Unlike some others on the forum I don't believe Goodell went into this looking to frame NE. However, he now needs to appease the self-righteous mediots that he spun up himself. So I will be in (in a realpolitik sense) completely shocked if NE is explicitly exonerated. He needs to make himself look good and that (easily) takes precedence over treating NE fairly.
As I've said before, this is what I expect (yes, it's bogus, but that's irrelevant):
- Goodell will say (and he'll intentionally say it this way) that the NFL "was unable to find evidence" that NE deflated the balls. He will not say "NE did not deflate the balls". He will not say "there is no evidence that NE deflated the balls".

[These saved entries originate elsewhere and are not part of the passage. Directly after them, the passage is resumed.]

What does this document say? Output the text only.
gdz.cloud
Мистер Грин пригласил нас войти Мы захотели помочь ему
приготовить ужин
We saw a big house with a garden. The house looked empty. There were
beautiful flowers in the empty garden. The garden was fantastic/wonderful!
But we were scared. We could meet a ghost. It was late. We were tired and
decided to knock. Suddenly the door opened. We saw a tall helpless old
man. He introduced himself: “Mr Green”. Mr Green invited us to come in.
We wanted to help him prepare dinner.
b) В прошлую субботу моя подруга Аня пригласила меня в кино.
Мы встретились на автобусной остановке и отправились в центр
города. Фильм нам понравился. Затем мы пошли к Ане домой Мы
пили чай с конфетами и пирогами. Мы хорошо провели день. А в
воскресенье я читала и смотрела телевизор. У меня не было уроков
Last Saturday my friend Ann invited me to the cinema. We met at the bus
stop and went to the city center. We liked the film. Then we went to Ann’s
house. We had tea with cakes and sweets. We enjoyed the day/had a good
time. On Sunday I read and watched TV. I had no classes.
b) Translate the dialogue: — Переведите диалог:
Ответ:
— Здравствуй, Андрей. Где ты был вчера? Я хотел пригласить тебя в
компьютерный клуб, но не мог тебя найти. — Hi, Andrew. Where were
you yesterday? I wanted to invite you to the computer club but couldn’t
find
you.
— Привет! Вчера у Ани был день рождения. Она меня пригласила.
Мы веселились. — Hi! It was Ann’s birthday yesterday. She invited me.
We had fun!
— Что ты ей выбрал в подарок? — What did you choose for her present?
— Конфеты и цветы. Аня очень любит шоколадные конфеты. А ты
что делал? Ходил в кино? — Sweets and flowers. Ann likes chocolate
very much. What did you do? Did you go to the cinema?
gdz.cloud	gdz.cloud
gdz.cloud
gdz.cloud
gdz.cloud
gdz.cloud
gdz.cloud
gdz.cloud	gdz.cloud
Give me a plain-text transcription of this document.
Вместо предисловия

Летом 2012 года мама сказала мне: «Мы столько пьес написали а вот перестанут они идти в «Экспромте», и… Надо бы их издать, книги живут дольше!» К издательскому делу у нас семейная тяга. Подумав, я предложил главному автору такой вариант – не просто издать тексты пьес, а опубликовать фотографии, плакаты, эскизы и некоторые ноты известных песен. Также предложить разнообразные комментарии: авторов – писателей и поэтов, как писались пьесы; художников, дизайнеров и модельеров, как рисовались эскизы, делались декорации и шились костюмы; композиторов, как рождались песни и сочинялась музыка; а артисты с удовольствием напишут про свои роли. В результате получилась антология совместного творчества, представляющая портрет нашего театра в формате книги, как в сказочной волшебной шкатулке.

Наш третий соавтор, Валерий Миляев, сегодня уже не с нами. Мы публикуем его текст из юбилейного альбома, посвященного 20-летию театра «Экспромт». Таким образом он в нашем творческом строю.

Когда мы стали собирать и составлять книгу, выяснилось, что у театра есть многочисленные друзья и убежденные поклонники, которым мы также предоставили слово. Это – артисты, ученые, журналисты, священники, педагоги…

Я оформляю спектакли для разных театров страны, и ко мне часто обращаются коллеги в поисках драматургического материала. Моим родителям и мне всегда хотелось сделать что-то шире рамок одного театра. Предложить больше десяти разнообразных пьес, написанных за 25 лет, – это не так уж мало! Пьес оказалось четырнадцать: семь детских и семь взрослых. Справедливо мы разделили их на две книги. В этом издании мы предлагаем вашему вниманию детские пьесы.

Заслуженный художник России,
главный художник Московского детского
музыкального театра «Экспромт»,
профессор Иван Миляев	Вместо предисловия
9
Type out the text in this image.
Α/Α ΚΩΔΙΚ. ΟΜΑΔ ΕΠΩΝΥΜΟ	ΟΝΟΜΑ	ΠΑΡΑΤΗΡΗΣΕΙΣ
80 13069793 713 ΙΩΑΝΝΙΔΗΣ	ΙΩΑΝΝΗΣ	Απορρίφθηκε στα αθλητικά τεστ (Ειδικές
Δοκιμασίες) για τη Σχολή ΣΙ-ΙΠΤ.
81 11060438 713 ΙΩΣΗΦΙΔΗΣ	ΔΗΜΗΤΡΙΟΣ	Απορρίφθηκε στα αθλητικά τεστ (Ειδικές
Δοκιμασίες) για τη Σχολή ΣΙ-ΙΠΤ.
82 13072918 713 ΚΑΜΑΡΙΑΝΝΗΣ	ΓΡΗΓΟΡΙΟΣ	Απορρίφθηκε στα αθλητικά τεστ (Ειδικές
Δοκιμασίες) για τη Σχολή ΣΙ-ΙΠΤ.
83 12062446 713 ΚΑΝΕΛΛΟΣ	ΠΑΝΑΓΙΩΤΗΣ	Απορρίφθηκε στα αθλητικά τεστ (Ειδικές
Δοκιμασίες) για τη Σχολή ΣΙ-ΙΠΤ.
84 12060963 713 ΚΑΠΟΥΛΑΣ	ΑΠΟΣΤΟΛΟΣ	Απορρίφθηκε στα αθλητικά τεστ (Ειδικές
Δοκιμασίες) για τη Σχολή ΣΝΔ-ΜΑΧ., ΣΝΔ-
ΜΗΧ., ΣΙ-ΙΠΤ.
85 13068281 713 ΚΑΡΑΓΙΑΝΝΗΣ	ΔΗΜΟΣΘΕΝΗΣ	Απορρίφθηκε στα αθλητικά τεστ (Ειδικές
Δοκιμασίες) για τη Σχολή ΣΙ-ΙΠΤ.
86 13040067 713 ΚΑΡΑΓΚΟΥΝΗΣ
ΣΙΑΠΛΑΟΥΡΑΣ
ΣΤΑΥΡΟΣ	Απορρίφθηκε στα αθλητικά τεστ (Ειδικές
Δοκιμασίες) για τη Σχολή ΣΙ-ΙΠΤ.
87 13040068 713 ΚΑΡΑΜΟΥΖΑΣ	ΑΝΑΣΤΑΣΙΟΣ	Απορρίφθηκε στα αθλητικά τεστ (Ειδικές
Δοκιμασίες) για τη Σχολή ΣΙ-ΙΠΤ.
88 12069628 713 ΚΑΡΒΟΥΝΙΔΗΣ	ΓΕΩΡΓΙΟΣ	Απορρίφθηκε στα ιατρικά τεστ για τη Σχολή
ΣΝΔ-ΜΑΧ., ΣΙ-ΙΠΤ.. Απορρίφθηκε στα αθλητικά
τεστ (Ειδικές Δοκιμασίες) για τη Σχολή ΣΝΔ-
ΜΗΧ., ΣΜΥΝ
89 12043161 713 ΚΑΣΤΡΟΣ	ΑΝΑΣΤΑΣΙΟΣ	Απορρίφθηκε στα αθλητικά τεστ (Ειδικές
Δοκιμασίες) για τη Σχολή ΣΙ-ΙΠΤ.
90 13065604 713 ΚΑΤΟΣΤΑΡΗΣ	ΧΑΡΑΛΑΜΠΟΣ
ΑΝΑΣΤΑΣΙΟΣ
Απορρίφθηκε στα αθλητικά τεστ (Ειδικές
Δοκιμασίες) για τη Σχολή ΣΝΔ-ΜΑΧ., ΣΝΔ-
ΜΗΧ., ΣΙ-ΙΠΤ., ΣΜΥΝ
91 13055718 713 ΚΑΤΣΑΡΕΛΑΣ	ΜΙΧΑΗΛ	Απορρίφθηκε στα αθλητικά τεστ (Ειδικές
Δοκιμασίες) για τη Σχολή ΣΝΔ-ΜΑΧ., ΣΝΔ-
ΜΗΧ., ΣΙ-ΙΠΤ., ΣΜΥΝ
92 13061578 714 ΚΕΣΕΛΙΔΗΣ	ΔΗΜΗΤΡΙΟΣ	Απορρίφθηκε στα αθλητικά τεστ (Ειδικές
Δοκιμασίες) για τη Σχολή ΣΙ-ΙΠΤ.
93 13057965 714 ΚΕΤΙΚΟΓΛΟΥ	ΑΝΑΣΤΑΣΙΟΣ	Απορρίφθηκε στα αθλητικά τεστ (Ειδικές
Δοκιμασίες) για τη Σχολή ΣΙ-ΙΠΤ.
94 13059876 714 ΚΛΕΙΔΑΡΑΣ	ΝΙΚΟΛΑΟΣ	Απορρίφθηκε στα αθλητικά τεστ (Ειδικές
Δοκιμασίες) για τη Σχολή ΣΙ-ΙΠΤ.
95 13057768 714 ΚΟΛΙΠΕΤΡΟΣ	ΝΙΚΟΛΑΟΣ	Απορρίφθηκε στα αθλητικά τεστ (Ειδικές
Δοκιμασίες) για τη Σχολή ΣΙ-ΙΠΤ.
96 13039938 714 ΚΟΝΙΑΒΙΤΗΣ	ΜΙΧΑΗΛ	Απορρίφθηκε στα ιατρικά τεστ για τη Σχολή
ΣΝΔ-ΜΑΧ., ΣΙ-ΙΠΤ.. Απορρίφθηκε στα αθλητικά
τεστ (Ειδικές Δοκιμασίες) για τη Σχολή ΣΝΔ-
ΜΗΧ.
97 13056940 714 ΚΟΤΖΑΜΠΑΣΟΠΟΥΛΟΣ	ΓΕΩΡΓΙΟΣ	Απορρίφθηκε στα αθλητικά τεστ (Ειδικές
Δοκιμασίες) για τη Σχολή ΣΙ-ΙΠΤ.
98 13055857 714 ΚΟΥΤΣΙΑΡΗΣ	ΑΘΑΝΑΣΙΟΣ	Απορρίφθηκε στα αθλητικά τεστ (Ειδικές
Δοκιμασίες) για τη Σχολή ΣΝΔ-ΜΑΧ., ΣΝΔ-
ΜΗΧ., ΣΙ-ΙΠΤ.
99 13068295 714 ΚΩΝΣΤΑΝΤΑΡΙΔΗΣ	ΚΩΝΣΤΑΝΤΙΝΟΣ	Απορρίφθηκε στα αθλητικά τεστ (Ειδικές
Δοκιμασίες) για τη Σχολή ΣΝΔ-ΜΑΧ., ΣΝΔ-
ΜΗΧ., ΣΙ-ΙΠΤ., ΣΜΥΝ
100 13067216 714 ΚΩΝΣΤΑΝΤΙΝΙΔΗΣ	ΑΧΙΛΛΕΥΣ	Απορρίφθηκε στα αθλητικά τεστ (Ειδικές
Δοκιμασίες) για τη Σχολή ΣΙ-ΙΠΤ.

- Because there was at least one ball below 12.5 PSI (and even the leaks most favorable to NE say there were multiple balls under 12.5 PSI, even if just by a little bit) he will fine NE for providing balls that were outside the 12.5-13.5 PSI spec called for in the rulebook. Might even fine as much as $25K per ball. He will say something like "this fine should not *cough* be taken to mean that we believe NE deflated the balls. However, since the ball pressure was in violation of the rules, a fine is appropriate. How the balls got out of specifications is irrelevant. The rule was violated."
- The Wells report will be loaded with verbiage about how hard they tried to find evidence but were unable to.
- The report will say that while nothing was written down, Walt Anderson certifies from his recollection that all balls were 12.5-13.5 PSI at pre-game checkin and that when he checked the balls at halftime at least one ball was under.
Again, this will be a well-tuned thing that will be neutral at first glance but will trumpet from between the lines that the league believes NE is guilty but that NE covered things up too well.
I think this is total BS, of course, but it's the corner Goodell has painted himself into.